Coming together at Central, as a group of individuals to celebrate our two weeks on retreat together was a subtle but stunning experience. From entering through high gates, where outside it is only recognisable with a simple sign and then wandering through a garden, a hidden gem tucked away from prying eyes full of flowers and herbs and fresh produce, a garden of eden in the midst of a busy city. Seated at tables with numbers restricted so that the conversation level never quite moves above a certain decibel, a menu that is a veritable taste fest of all that Peru has to offer, decadently prepared with care and served in a timely manner with soft music playing in the background that seems to match each course perfectly. As we sat together and shared our meal, it was not lost on some of us that this experience really epitomised the entire trip. The blank canvas of a gate, our own outer forms as we arrived in Peru, the hidden gems inside ourselves which we were shown time and time again, the stirring of all senses as we moved through the Andes and the Amazon and finally back into "normality"... all culminating in a final dish that tasted sweet and yet left us wanting more.

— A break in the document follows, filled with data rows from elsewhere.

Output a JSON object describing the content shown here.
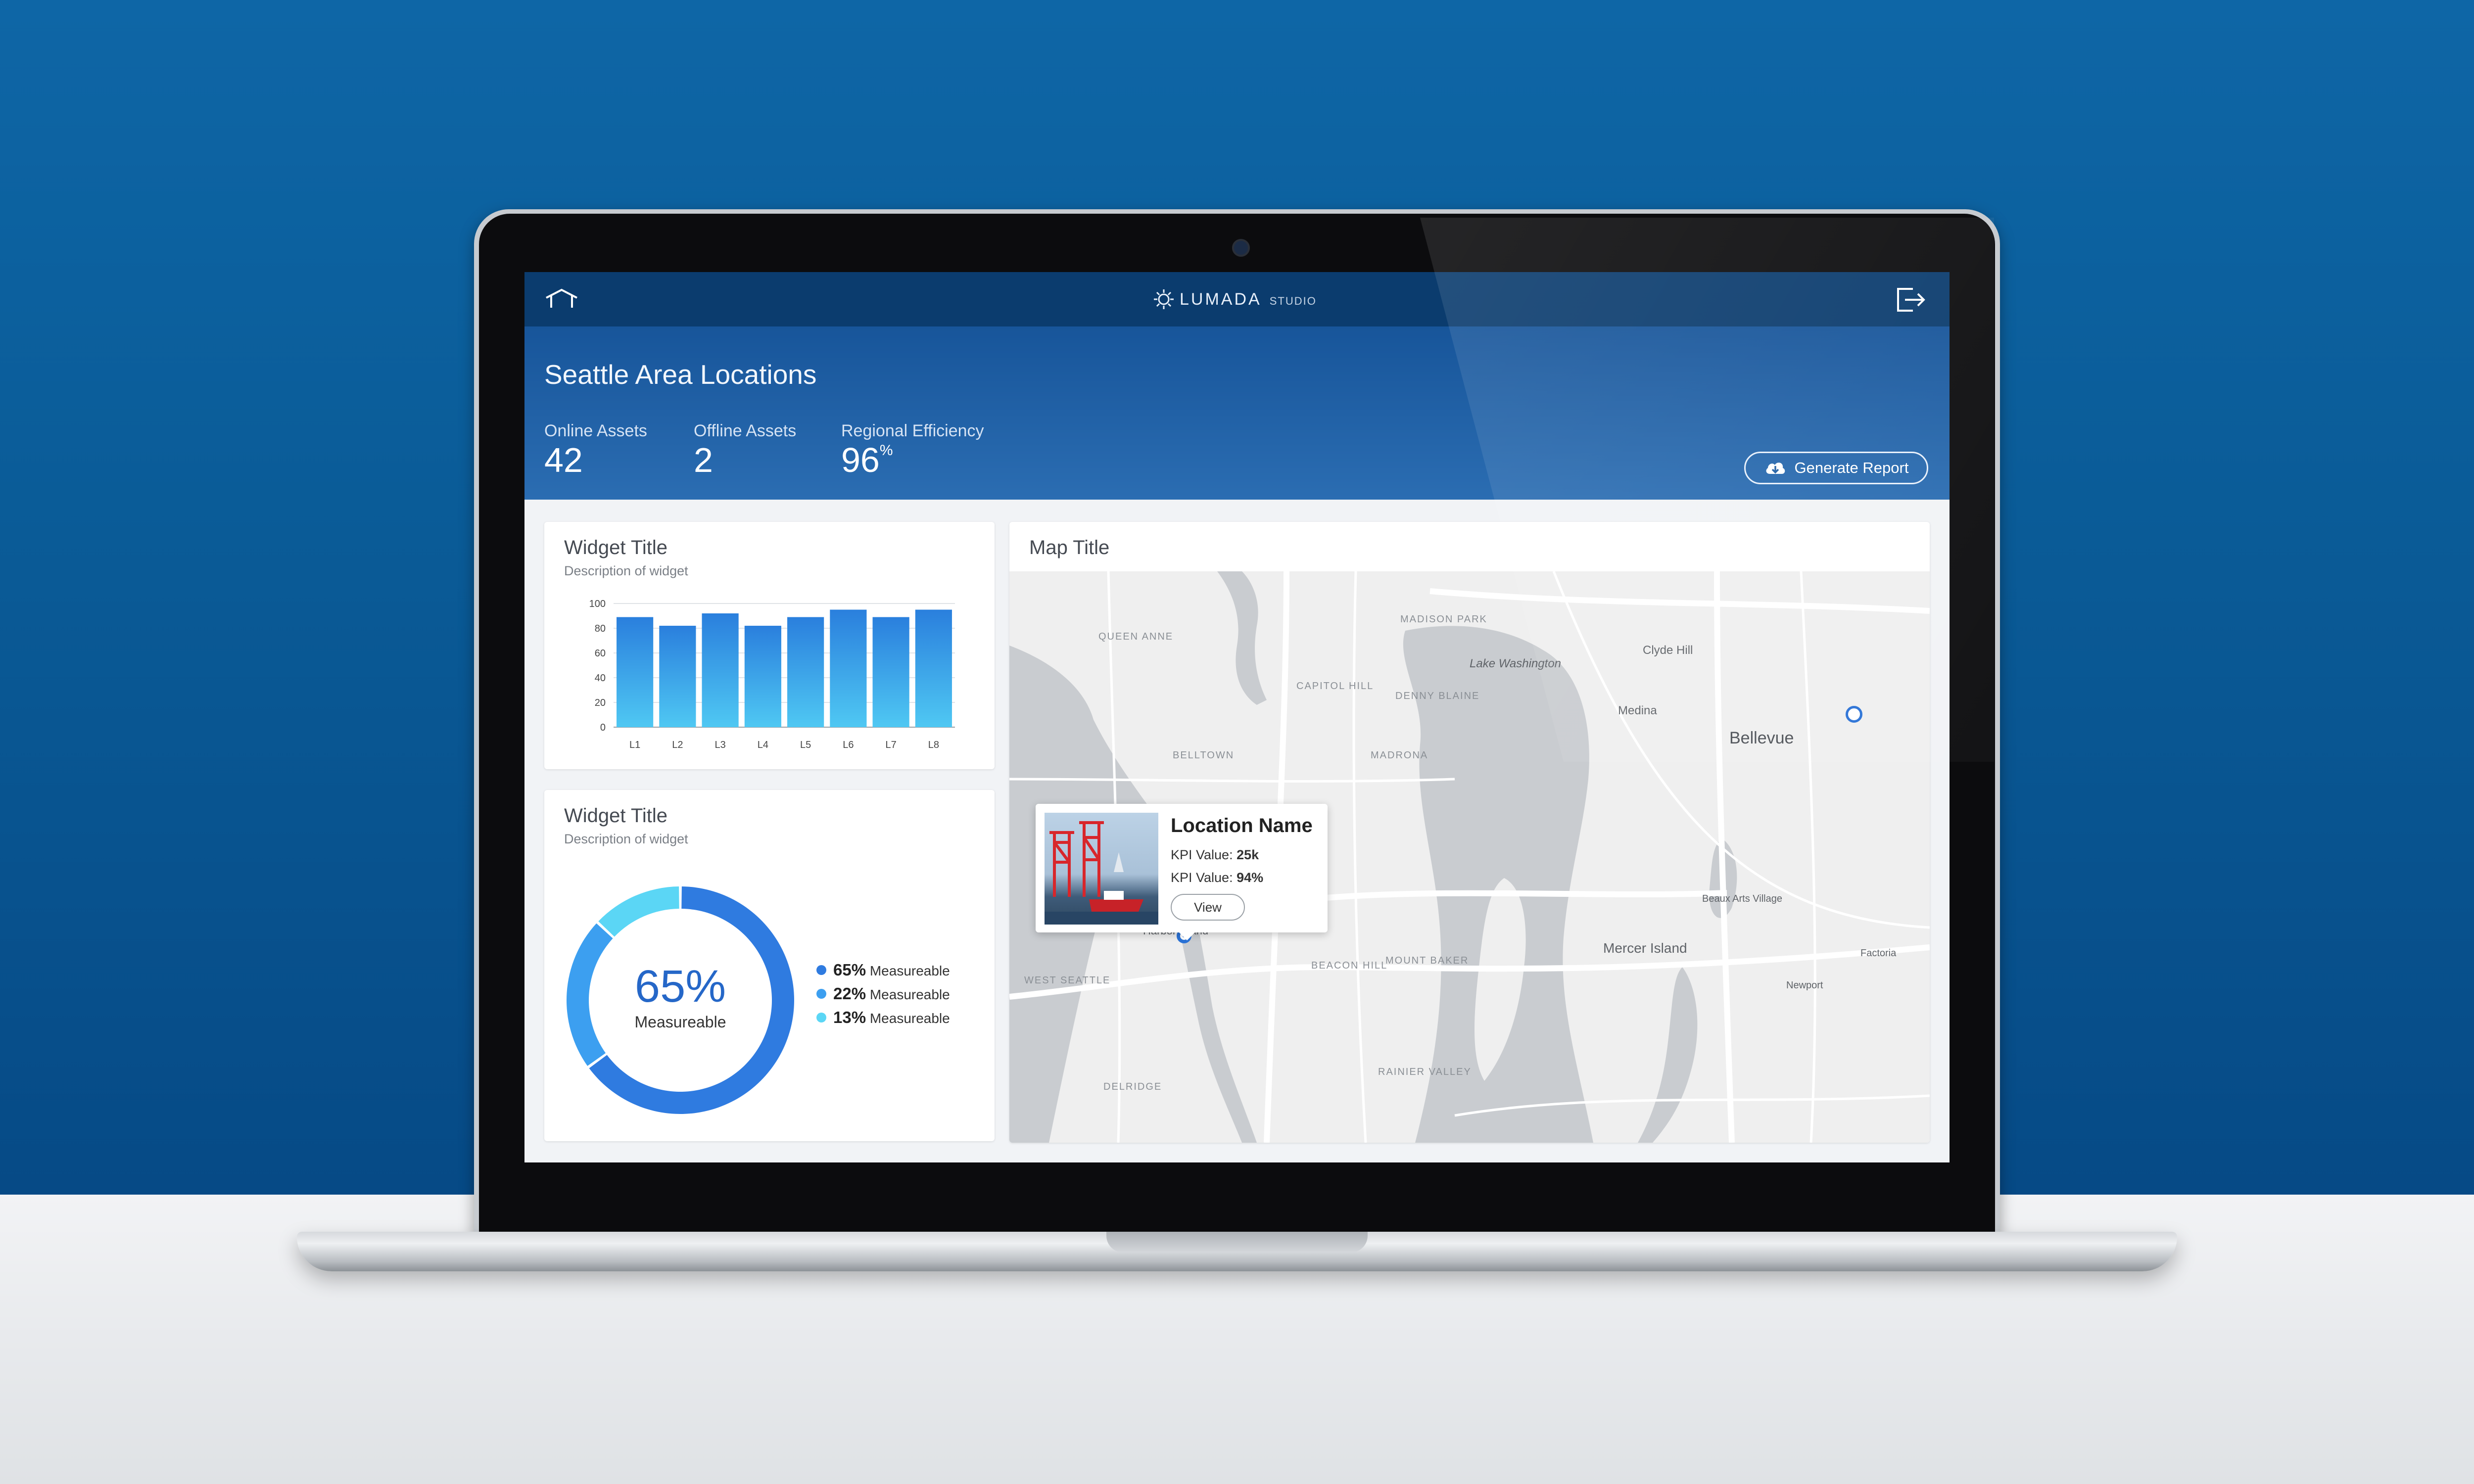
{
  "app": {
    "brand": "LUMADA",
    "brand_sub": "STUDIO",
    "home_icon": "home-icon",
    "logout_icon": "logout-icon"
  },
  "header": {
    "title": "Seattle Area Locations",
    "kpis": [
      {
        "label": "Online Assets",
        "value": "42",
        "unit": ""
      },
      {
        "label": "Offline Assets",
        "value": "2",
        "unit": ""
      },
      {
        "label": "Regional Efficiency",
        "value": "96",
        "unit": "%"
      }
    ],
    "report_button": "Generate Report",
    "report_icon": "cloud-download-icon"
  },
  "bar_widget": {
    "title": "Widget Title",
    "description": "Description of widget"
  },
  "donut_widget": {
    "title": "Widget Title",
    "description": "Description of widget",
    "center_value": "65%",
    "center_label": "Measureable",
    "legend": [
      {
        "value": "65%",
        "label": "Measureable",
        "color": "#2f7be0"
      },
      {
        "value": "22%",
        "label": "Measureable",
        "color": "#3c9ff0"
      },
      {
        "value": "13%",
        "label": "Measureable",
        "color": "#5bd6f5"
      }
    ]
  },
  "map": {
    "title": "Map Title",
    "popup": {
      "name": "Location Name",
      "kpi1_label": "KPI Value:",
      "kpi1_value": "25k",
      "kpi2_label": "KPI Value:",
      "kpi2_value": "94%",
      "view_button": "View"
    },
    "labels": {
      "queen_anne": "QUEEN ANNE",
      "capitol_hill": "CAPITOL HILL",
      "madison_park": "MADISON PARK",
      "denny_blaine": "DENNY BLAINE",
      "madrona": "MADRONA",
      "belltown": "BELLTOWN",
      "lake_washington": "Lake Washington",
      "clyde_hill": "Clyde Hill",
      "medina": "Medina",
      "bellevue": "Bellevue",
      "mercer_island": "Mercer Island",
      "harbor_island": "Harbor Island",
      "west_seattle": "WEST SEATTLE",
      "beacon_hill": "BEACON HILL",
      "mount_baker": "MOUNT BAKER",
      "rainier_valley": "RAINIER VALLEY",
      "delridge": "DELRIDGE",
      "factoria": "Factoria",
      "newport": "Newport",
      "beaux_arts": "Beaux Arts Village"
    }
  },
  "chart_data": [
    {
      "type": "bar",
      "title": "Widget Title",
      "categories": [
        "L1",
        "L2",
        "L3",
        "L4",
        "L5",
        "L6",
        "L7",
        "L8"
      ],
      "values": [
        89,
        82,
        92,
        82,
        89,
        95,
        89,
        95
      ],
      "yticks": [
        "0",
        "20",
        "40",
        "60",
        "80",
        "100"
      ],
      "ylim": [
        0,
        100
      ],
      "grid": true,
      "color": "#2a86e0"
    },
    {
      "type": "pie",
      "title": "Widget Title",
      "categories": [
        "Measureable",
        "Measureable",
        "Measureable"
      ],
      "values": [
        65,
        22,
        13
      ],
      "colors": [
        "#2f7be0",
        "#3c9ff0",
        "#5bd6f5"
      ]
    }
  ]
}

There were days in the lead up to travelling where I was nervous and excited with anticipation. There were moments on the trip where there was an edge to a conversation that felt uncomfortable and yet held a lesson and knowing it was time to let go and to move on. There were times where I had to say no and permit myself to be true to my needs and also the days where a yes was the way forward even if it felt out of my comfort zone. And there was the day when the realisation came that sometimes the distractions in life are the point and the space held for heart-opening experiences are exactly why we chose to be a part of something bigger and greater than ourselves.
In truth I feel a bit like the caterpillar, who has just attached itself to prepare for its' time inside, retreating to allow itself to grow into something wondrous and beautiful. What it may look like, it may not know yet and for now it doesn’t need to know. This is the time for dreaming and being in wonder, the time for allowing life to unfold without an agenda. How timely it is that we have the gift of winter and all its beauty of allowing us to be in hibernation for a little while, so that when spring comes there is something new, something unexpected that arises from the lessons, the learnings and the letting go. There is a pressure that builds so that when it is time, the transitional state of the chrysalis bursts open and the wings of a butterfly unfold to show itself in its truest form and its wisest self.